Year in review: New election system, new school make news in high school district


In 2016, the biggest news for the Sequoia Union High School District may have been the decision to divide the 19-square-mile district into five voting areas -- one for each board seat -- to encourage people of color to run for seats on the board.

Residents of East Palo Alto and North Fair Oaks now have a voting area of their own. Candidates who live there can come forward and win or lose based on the vote tally in those mostly Hispanic communities.

School board candidates in the Sequoia district have been running district-wide, meaning that each voter could cast a ballot to fill all five board seats.

When the five voting areas are created, each voter will cast a ballot to elect just one board member -- the one residing in the same area as that voter.

Creating voting areas meets the requirements of the state's Voting Rights Act and reduces the likelihood of a lawsuit that had been threatened by the Mexican American Legal Defense and Educational Fund.

The lawsuit threat reflected complaints that Hispanic residents are not represented on the board despite comprising 30 percent of the district's population, according to census data.

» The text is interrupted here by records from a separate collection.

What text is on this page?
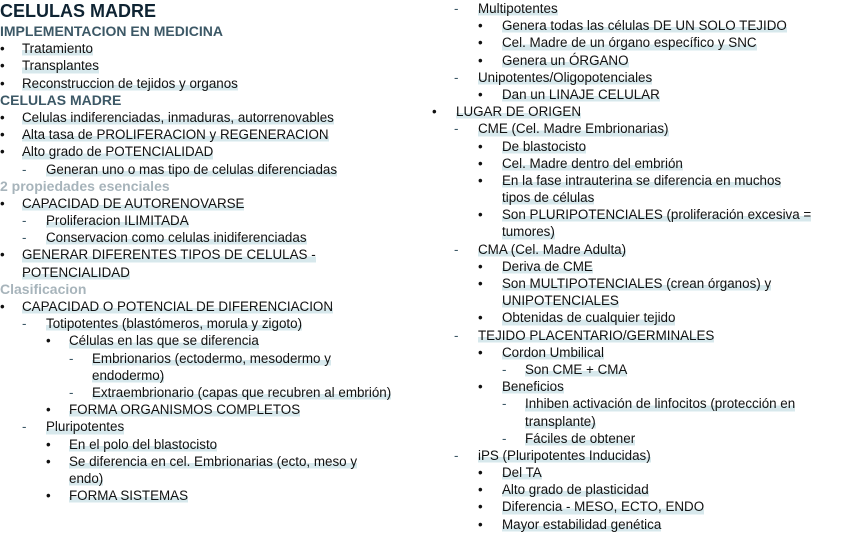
CELULAS MADRE
IMPLEMENTACION EN MEDICINA
•	Tratamiento
•	Transplantes
•	Reconstruccion de tejidos y organos
CELULAS MADRE
•	Celulas indiferenciadas, inmaduras, autorrenovables
•	Alta tasa de PROLIFERACION y REGENERACION
•	Alto grado de POTENCIALIDAD
-	Generan uno o mas tipo de celulas diferenciadas
2 propiedades esenciales
•	CAPACIDAD DE AUTORENOVARSE
-	Proliferacion ILIMITADA
-	Conservacion como celulas inidiferenciadas
•	GENERAR DIFERENTES TIPOS DE CELULAS -
POTENCIALIDAD
Clasificacion
•	CAPACIDAD O POTENCIAL DE DIFERENCIACION
-	Totipotentes (blastómeros, morula y zigoto)
•	Células en las que se diferencia
-	Embrionarios (ectodermo, mesodermo y
endodermo)
-	Extraembrionario (capas que recubren al embrión)
•	FORMA ORGANISMOS COMPLETOS
-	Pluripotentes
•	En el polo del blastocisto
•	Se diferencia en cel. Embrionarias (ecto, meso y
endo)
•	FORMA SISTEMAS
-	Multipotentes
•	Genera todas las células DE UN SOLO TEJIDO
•	Cel. Madre de un órgano específico y SNC
•	Genera un ÓRGANO
-	Unipotentes/Oligopotenciales
•	Dan un LINAJE CELULAR
•	LUGAR DE ORIGEN
-	CME (Cel. Madre Embrionarias)
•	De blastocisto
•	Cel. Madre dentro del embrión
•	En la fase intrauterina se diferencia en muchos
tipos de células
•	Son PLURIPOTENCIALES (proliferación excesiva =
tumores)
-	CMA (Cel. Madre Adulta)
•	Deriva de CME
•	Son MULTIPOTENCIALES (crean órganos) y
UNIPOTENCIALES
•	Obtenidas de cualquier tejido
-	TEJIDO PLACENTARIO/GERMINALES
•	Cordon Umbilical
-	Son CME + CMA
•	Beneficios
-	Inhiben activación de linfocitos (protección en
transplante)
-	Fáciles de obtener
-	iPS (Pluripotentes Inducidas)
•	Del TA
•	Alto grado de plasticidad
•	Diferencia - MESO, ECTO, ENDO
•	Mayor estabilidad genética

Of the five current board members, all are white and none lives in a Hispanic community.

New school

While ground has not yet broken at 150 Jefferson Drive, site of a new 400-student magnet public high school focusing on technology, engineering and design, there has been other news for this site in the light-industrial zone of Menlo Park (east of U. S. 101).

The Sequoia board approved the project's environmental impact report in October. The school is likely to generate more traffic at nearby intersections, but the impact report lists several mitigation measures, including a commitment by the district to implement a travel-demand-management plan, and to participate in Menlo Park's transportation-impact-fee program.

The school will be unique in its combination of technical focus, community college teachers on staff working part time, and mentors from nearby high-tech corporations and startups, an aspect of a Linked Learning curriculum.

Plans include 15 classrooms and five labs: a maker-space lab, a design lab and traditional labs for biology, chemistry and physics. This confluence of talent and opportunity may give students the potential to graduate from high school with the freshman year of college complete, and with early exposure to Silicon Valley corporate culture.

The school does not yet have a name, but district Superintendent Jim Lianides has been urging district Chief Facilities Officer Matthew Zito to complete that task. So the board recently heard a "branding and marketing" presentation by Krista Skehan, founder of Personify, a Menlo Park company.

The presentation proposed 21 name ideas in three categories: conservative, middle-ground and creative.

From the creative category, there is LEO, or Linked Educational Opportunity. It comes with a tagline: "Say hello to LEO." In two other creative names, the word "link" figures prominently: Combine "link" and IQ to get LINQ, or combine "link" and "unique" to arrive at LINQUE.

The suggested middle-ground name Collab is a mashup of "collaborative" and "college focused." Also in this category: Root, OneValley, Monument and TIDE (Technology, Innovation, Design, Engineering).

Of the four conservative names, the word "bay" starts three of them: Baytech, Bayshore and Bayfront. The fourth name is Newbridge.

As a group, the board did not respond positively to any of the names, but some members put in a few good words for TIDE, including the ease with which it would fit into a school cheer, as "Roll Tide!" does for the University of Alabama's Crimson Tide.

Election protest

In a departure from most presidential elections, the victory of Donald Trump on Nov. 8 elicited an outpouring of protest at both Woodside and Menlo-Atherton high schools.

The protest at Woodside stayed on campus. Students in the central quad began with an anti-Trump rally, but it morphed into "a unity thing," one student told the Almanac. "It was pretty cool to see, actually," he said.

At M-A, protesting students flooded onto Middlefield Road in waves, peacefully walking and running, carrying anti-Trump signs and banners, and bantering and shouting as they traversed Oak Grove Avenue to El Camino Real to Palo Alto and back to school via Willow Road.